I totally won't write a follow-up to this, as most of the music I can say things about I did. Mainly I wanted to talk some shit and say some praise.
How sad is it that Dischord and K are pigeonholed and neglected? A lot of their stuff is shit, yes, but that's what gets the coverage and becomes the stereotype. I figure it's the regional label thing, which in many ways is a bad idea. But I mean: No one talked about Black Eyes (although they probably did in DC) and no one talked about The Blow outside of Olympia. This is music which largely denies the label's stereotype while at the same time no not at all. I shouldn't even be grouping these two entities in with one another. Whatever. The next Blow album should be huge and Black Eyes broke up already.
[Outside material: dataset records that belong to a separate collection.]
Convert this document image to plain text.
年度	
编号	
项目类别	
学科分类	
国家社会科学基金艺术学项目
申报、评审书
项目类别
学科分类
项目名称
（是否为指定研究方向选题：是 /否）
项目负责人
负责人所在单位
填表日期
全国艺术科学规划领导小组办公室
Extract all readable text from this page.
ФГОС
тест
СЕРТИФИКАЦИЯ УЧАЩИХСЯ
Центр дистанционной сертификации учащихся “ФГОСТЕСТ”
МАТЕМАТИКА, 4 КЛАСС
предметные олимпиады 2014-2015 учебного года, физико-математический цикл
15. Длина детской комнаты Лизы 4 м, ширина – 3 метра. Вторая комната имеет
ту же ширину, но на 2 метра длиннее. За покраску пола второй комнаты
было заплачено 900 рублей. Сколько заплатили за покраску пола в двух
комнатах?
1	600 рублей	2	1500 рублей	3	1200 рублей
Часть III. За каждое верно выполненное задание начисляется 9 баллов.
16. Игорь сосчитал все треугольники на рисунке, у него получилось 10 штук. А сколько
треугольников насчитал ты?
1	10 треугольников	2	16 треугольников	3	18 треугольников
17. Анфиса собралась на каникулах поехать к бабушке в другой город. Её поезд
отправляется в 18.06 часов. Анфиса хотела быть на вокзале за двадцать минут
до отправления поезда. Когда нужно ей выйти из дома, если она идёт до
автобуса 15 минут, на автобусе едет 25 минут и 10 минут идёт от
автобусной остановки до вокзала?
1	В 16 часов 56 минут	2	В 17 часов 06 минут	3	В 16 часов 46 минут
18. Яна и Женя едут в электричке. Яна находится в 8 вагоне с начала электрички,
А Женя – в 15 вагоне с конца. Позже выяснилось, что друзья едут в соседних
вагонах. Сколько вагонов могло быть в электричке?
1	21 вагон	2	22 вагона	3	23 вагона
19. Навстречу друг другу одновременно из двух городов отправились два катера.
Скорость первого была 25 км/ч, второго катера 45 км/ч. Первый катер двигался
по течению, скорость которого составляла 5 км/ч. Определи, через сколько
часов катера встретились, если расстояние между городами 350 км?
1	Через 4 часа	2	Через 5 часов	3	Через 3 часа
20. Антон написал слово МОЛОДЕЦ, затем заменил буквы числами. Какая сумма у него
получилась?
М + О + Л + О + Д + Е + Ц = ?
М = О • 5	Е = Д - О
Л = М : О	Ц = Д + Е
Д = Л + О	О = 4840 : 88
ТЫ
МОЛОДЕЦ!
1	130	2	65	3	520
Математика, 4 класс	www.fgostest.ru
Oh and Matmos put out some great records, despite Drew Daniel liking Daft Punk and Bjork and not listening to Radiohead and generally, just listening to music wrong (this is sarcasm mostly) except for that made by his friends and a surprising diversity of tastes outside of the stuff he's most drawn too.
But mainly fuck music ranking. These are the best records in their respective micro-genres and moods. The mood I'm in most aren't even represented by any of this music though, which is kind of funny. Although maybe it's the Lifter Puller record.
Shitty thing about the Pitchfork list is how many good people they have access to didn't do a list. The new nineties list is more consistent because there are more good people and less total fucking tools. Also: there were other people doing similar lists but this bit's phrased as a Pitchfork response because generally they are the ones I most agree with, and have good people working for them, a confidence I don't have in many other things.
Oh and Destroyer's Streethawk: A Seduction was really good at what it did too.
I'm going to go buy groceries, I think.